Karlsson, on the leaderboard last season for the NHL's green jacket -- he was a horrid minus-30 -- did some pre-scouting on MacLean. He called one of the denizens of Stockholm on the Detroit River, Red Wings forward Johan Franzen, who played for MacLean for six seasons. Franzen, according to Karlsson, had nary a bad word to say about Babcock's top assistant.

"I've played for five, six different coaches as a pro and the way he thinks we should play is the way I want to play," says Karlsson, 21, who has a goal and 12 assists. "He thinks we should have possession. Not to make stupid plays all the time, but to play with a lot of skill. He can get mad at me, but I know it's for a good cause. Guys know he was a good hockey player and that he knows what to do. He understands how players think and what they're going through."

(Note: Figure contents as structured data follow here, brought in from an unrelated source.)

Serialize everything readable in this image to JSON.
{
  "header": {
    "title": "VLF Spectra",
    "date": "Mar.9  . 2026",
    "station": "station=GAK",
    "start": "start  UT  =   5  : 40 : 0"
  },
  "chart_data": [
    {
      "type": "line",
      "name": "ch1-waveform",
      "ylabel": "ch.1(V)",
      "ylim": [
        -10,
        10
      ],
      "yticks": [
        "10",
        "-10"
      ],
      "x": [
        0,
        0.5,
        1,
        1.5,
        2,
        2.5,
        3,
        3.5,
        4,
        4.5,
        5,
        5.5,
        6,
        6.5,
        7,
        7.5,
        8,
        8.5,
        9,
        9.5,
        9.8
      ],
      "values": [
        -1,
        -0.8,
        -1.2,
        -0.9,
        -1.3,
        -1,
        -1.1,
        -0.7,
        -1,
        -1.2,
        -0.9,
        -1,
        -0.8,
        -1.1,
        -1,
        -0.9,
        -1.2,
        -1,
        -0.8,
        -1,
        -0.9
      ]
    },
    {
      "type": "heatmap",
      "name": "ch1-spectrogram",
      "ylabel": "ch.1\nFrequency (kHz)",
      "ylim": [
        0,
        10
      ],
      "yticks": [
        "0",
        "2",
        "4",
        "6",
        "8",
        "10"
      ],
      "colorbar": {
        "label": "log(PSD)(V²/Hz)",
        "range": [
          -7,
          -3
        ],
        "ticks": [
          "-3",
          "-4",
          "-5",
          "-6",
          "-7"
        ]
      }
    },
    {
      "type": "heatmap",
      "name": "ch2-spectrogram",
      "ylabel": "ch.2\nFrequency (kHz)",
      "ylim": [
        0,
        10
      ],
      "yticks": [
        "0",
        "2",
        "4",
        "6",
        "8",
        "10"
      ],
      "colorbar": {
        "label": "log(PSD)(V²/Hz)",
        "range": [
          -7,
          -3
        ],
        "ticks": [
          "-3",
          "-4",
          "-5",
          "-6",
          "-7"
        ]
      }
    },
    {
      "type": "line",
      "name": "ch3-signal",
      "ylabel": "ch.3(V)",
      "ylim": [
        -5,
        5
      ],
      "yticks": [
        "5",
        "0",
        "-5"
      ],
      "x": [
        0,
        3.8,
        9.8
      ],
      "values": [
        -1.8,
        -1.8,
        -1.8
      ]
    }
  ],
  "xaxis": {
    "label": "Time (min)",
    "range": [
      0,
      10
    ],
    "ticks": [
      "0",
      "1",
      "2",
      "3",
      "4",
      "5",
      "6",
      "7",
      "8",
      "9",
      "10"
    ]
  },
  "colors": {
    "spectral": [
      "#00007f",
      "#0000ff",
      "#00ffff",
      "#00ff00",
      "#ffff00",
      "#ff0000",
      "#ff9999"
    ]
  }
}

MacLean has not made any NHL rookie head coaching gaffes yet -- he had been a head coach in the minors -- although Spezza says, "You could tell early on he was a little jumpy. As an assistant, he's used to talking to everybody. As a head guy, it's more about getting the lines out. He probably has to rely on (assistants Dave Cameron and Mark Reeds) to be a little more chatty. He's talking more between whistles now and not during the play."

Maybe MacLean represents the screeching end to the Ottawa coaching merry-go-round. Bryan Murray, now general manager, was the coach of the Senators' 2007 Stanley Cup finalist squad, but John Paddock, anointed as his successor when Murray took the GM job after the Cup run, didn't last all of 2007-08. Murray finished that season behind the bench, then swung and missed with Craig Hartsburg, who also was fired during the next campaign. Clouston, summoned from Ottawa's AHL affiliate, stepped in and stepped on toes, eventually leading to MacLean.

Other than the heady starts by Dallas and Edmonton, Ottawa's winning streak has been the biggest shock of the early season.

"I don't think 13 games are really an indicator of anything," MacLean says. "I think our coaching staff is going to have an influence on the way this team plays, what its work ethic is and how consistent it is. That's our job. And we're going to do our job. But players play. They do it all."